On the Glivenko-Cantelli theorem for real-valued empirical functions of stationary $α$-mixing and $β$-mixing sequences
Ousmane Coulibaly, Harouna Sangaré
TL;DR
This work extends the classical Glivenko-Cantelli theorem to real-valued empirical function classes under dependent data modeled by $α$-mixing and $β$-mixing. Building on the Sangaré–Lo functional GC framework, it derives GC results for stationary sequences by combining entropy (bracketing) and VC-type conditions with explicit decay rates on mixing coefficients.
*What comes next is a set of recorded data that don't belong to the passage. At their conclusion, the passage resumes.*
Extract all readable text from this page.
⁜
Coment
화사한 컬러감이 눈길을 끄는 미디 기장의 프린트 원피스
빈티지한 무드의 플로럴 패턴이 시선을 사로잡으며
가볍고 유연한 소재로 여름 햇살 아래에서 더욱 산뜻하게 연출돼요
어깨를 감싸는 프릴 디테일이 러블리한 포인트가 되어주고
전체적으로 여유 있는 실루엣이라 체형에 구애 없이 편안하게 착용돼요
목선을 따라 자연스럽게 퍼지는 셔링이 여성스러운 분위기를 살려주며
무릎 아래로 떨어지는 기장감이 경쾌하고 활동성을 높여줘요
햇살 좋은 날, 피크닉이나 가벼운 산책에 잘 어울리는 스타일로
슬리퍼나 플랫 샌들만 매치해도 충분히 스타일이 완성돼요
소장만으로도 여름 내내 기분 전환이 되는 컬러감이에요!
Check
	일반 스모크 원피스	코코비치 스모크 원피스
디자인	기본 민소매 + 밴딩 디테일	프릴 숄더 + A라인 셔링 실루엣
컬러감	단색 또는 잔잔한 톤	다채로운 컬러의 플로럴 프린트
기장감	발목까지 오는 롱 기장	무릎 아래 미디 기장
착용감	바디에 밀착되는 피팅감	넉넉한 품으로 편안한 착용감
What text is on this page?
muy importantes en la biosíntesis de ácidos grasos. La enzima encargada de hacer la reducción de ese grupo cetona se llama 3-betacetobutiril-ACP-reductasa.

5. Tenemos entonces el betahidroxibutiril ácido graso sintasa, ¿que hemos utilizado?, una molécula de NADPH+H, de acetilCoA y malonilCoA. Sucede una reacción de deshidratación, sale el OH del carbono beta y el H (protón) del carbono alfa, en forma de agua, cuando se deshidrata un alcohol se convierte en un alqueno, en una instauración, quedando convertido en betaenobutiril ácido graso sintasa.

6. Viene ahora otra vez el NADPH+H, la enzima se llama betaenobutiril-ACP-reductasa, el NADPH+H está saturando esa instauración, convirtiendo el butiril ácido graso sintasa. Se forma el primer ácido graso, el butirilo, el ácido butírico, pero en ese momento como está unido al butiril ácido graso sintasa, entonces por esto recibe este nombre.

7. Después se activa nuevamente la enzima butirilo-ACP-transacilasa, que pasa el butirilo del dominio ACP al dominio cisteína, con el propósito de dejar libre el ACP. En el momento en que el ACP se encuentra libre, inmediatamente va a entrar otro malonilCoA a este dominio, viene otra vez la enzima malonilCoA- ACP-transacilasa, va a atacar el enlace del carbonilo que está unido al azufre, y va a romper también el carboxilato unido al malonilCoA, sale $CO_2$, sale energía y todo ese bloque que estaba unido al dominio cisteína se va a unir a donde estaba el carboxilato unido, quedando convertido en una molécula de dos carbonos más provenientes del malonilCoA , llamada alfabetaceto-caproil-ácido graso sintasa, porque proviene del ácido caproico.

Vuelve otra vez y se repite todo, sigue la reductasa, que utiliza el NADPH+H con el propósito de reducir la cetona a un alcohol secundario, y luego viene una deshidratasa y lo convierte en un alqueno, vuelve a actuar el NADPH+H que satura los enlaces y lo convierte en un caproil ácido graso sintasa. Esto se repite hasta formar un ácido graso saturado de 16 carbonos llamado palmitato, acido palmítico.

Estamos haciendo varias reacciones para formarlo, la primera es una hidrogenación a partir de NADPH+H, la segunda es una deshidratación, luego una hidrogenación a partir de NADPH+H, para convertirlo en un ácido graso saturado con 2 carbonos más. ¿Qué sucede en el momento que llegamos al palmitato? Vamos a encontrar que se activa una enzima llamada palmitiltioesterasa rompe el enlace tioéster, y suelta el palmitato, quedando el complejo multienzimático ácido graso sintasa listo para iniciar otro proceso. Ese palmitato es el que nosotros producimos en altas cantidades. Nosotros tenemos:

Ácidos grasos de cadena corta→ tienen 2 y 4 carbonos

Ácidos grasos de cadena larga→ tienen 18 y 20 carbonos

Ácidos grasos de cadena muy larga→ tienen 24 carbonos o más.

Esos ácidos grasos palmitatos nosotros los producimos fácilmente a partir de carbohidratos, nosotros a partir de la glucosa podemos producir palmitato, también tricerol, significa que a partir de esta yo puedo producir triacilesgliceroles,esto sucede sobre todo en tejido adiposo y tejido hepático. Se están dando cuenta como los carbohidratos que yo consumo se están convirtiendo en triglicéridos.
The main contributions include a general GC theorem for arbitrary stationary sequences, GC results for real-valued empirical functions under $α$-mixing and $β$-mixing with decay rates $α(n)=O(n^{-(1+δ)/(1-δ)})$ and $β(n)=O(n^{-(1+δ)/(1-δ)})$, and the extension to function classes beyond indicator-based empirical distributions. These results provide theoretical guarantees for uniform convergence in dependent data settings, with implications for time series analysis and statistical learning under dependence.
Abstract
In this paper we extend the classical Glivenko-Cantelli theorem to real-valued empirical functions under dependence structures characterised by $α$-mixing and $β$-mixing conditions. We investigate sufficient conditions ensuring that families of real-valued functions exhibit the Glivenko-Cantelli (GC) property in these dependence settings. Our analysis focuses on function classes satisfying uniform entropy conditions and establishes deviation bounds under mixing coefficients that decay at appropriate rates. Our results refine the existing literature by relaxing the independence assumptions and highlighting the role of dependence in empirical process convergence.